You are currently viewing One-on-One with Sarah Geiger-Behm

One-on-One with Sarah Geiger-Behm

Q: Why did you want to join Wimberg Landscaping?
A: I visited the pollinator garden at Wimberg Landscaping’s office in August and I was blown away by it. I can’t think of a better example of naturalistic garden design in the Cincinnati area. It says a lot to me that a landscaping company chose to put in this kind of garden. I knew immediately that I wanted to learn more about Wimberg and the kinds of projects they do.

Q: What was your first gardening experience like?
A: On a whim, I took a summer job at Spring Grove Cemetery & Arboretum the summer after I graduated high school. I was string trimming 40 hours a week and it was the hardest work I had ever done. It was hot and unpleasant, and my parents couldn’t believe I was doing it, but looking back I realize I was falling in love with gardens and landscapes that summer. It’s one of the most beautifully designed landscapes in the Midwest, and I started to see what these kinds of spaces can mean to people, and to me. I know that experience changed me for the better and I believe that gardens can do that for others, if given the chance.

Q:  Were you always drawn to gardening with nature in mind? What inspired you to garden with nature?
A: That’s a good question. I got my start in horticulture in an arboretum, so there was always an emphasis on plant diversity, but it was more about working with a big collection of plants from all over the world and less about what those plants do for the ecosystem locally. In the beginning I wasn’t thinking of gardens as a form of habitat, it was really just about loving plants in and of themselves. I think there’s been a huge shift in thinking over the last decade, among professional gardeners and home gardeners, too. We’re all thinking more about how our gardens fit into the bigger picture. We’re losing our wild spaces year after year, and at some point, you realize that it really matters what plants we’re using in our gardens.

I started hiking a few years ago to get back in shape after having my kids, and at first I was struck by how much I didn’t know about wild plants. I’ve spent much of my life working with plants, and I understood so little about my own native landscape. I saw a smooth hydrangea and recognized it as the wild cousin of a garden plant, and I thought, “What else is out here?” I started taking pictures and using iNaturalist to learn everything I could about the plants in the woods and meadows in our area and beyond. When you see how a plant grows in the wild, where it likes to be and what other plants it likes to grow near, it’s like a light bulb goes off. I’m always so inspired by these spaces and looking for ways to bring great native plants into our designed spaces.

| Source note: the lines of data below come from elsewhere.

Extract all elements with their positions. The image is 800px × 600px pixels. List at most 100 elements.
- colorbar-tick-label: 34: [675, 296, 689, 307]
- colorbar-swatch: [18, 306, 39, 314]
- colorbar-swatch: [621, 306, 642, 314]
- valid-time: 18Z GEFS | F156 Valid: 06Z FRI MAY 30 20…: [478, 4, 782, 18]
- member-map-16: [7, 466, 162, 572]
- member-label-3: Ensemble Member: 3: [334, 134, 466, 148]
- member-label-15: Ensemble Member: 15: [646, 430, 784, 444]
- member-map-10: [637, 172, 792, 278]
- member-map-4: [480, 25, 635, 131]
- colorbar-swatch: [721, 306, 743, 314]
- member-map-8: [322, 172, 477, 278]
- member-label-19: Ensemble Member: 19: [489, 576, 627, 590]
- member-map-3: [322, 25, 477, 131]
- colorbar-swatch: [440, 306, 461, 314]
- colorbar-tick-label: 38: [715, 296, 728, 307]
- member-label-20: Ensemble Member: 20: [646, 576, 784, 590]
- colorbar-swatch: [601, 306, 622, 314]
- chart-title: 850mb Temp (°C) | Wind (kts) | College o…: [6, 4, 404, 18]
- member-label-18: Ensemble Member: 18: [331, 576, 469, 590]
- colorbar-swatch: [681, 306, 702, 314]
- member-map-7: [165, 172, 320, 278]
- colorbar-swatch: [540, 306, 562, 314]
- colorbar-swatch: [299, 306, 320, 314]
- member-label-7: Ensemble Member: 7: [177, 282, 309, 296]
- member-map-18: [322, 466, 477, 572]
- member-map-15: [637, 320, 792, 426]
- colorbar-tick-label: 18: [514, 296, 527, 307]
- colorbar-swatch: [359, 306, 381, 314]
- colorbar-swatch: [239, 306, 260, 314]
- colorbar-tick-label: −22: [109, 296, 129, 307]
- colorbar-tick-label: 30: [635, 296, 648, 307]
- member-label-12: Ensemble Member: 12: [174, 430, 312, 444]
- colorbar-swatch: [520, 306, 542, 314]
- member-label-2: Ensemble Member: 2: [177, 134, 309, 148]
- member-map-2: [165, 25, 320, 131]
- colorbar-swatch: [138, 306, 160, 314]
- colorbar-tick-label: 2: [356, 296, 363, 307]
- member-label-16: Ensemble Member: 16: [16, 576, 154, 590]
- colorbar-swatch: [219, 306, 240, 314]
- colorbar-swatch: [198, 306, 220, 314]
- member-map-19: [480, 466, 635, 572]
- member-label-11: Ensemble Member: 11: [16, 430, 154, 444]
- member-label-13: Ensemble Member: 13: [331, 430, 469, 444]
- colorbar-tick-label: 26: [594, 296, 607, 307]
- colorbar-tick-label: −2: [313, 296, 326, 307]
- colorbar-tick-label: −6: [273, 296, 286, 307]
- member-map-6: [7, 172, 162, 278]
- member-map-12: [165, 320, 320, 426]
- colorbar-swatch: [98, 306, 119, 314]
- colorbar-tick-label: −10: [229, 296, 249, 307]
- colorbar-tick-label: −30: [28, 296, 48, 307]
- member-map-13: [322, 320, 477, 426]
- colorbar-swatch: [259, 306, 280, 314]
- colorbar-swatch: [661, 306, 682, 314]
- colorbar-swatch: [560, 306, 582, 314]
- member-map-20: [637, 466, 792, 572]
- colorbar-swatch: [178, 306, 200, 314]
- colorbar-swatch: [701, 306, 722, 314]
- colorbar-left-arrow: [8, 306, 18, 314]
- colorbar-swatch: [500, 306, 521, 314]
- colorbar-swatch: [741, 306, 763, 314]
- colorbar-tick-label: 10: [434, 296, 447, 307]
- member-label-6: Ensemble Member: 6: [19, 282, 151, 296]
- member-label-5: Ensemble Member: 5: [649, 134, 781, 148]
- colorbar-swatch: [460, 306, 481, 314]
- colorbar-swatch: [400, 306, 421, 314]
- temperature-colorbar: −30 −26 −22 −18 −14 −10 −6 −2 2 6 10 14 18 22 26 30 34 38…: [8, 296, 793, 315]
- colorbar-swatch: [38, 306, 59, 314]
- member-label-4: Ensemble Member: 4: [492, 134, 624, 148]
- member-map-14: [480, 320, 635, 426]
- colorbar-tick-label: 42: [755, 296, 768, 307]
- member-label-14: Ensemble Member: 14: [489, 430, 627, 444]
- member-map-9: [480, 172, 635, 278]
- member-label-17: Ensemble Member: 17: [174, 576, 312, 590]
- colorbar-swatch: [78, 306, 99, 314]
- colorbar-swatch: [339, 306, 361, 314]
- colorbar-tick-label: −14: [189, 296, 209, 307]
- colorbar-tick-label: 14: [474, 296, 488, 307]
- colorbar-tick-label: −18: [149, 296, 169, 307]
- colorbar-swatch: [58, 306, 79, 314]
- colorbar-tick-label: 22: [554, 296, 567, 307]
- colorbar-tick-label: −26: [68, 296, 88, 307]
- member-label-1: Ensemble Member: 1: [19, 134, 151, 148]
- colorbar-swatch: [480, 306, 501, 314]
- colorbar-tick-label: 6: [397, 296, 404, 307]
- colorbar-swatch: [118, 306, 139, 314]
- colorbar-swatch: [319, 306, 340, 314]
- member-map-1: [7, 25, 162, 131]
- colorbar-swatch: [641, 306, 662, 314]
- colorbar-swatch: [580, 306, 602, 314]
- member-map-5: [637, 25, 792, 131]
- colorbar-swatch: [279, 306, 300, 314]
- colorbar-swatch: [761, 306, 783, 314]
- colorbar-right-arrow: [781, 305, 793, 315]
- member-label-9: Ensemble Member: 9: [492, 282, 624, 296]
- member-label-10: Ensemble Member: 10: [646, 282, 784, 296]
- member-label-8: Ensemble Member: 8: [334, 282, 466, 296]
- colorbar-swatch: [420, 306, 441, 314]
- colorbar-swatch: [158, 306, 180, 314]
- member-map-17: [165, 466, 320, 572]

Q: What do you find to be the biggest obstacle or hurdle when it comes to inspiring homeowners to plant with nature in mind? What do you do to help them see the benefit for us and for nature to plant in this manner?
A: I think it’s just so unfamiliar to most of us. We’re not used to seeing it, and it’s difficult to make what feels like a drastic change if you feel like you’re still learning something new. But it doesn’t have to be an all or nothing thing. You don’t have to rip everything out and start from scratch, although that can be a great way to do it if you have the budget. What’s most important is to add plants with ecological value where you can, when you can, and go from there. Learn what you like, what works in your space and keep doing it. That’s how gardening works–you try something, and you learn from it, and you react to what you’ve learned and over time you grow something amazing.

Q: What are three insights you would like to share with homeowners who are considering planting for pollinators?
A: First, you will love your pollinator garden. They really are so rewarding in terms of the beauty they offer and daily changes, the way they root you to the seasons and the passage of time. It’s like watching a drama unfold and you’ll start looking forward to this or that time of year for particular plants or wildlife that will visit.

Second, you might be surprised how it connects you to your neighbors. It’s a great conversation starter and I find that people are so curious about pollinator gardens. If you put one in your front yard, you won’t be the only one who grows to love it.

And finally, when you plant with nature in mind, it’s not like your garden might support the pollinators and birds, it’s an absolute certainty that it will. Sometimes the pollinators find the plants even before we can plant them in the ground. You will be amazed at how much wildlife you can support in even a small area.

Q: What can a client expect when they arrange to meet with you to discuss a new garden plan?
A: We will walk your property together and talk about your goals, what you want and don’t want, and how we can help you. I don’t want to impose a one-size-fits-all vision on anyone, but I do want to use my knowledge and experience to help you achieve the best use of space for you and your goals. If you have a specific idea, that’s great, and if not, that’s great too. I love a good creative challenge. I always have nature in mind when thinking about a design, but for me beauty is just as important. I want you to love your garden, to connect with it in a deeper way, and for you to feel fully grounded in your own space. After all, gardens are habitats for people too. I’ll be asking how you spend time in your garden, what your views are like into the garden, and other ways you will experience your outdoor spaces.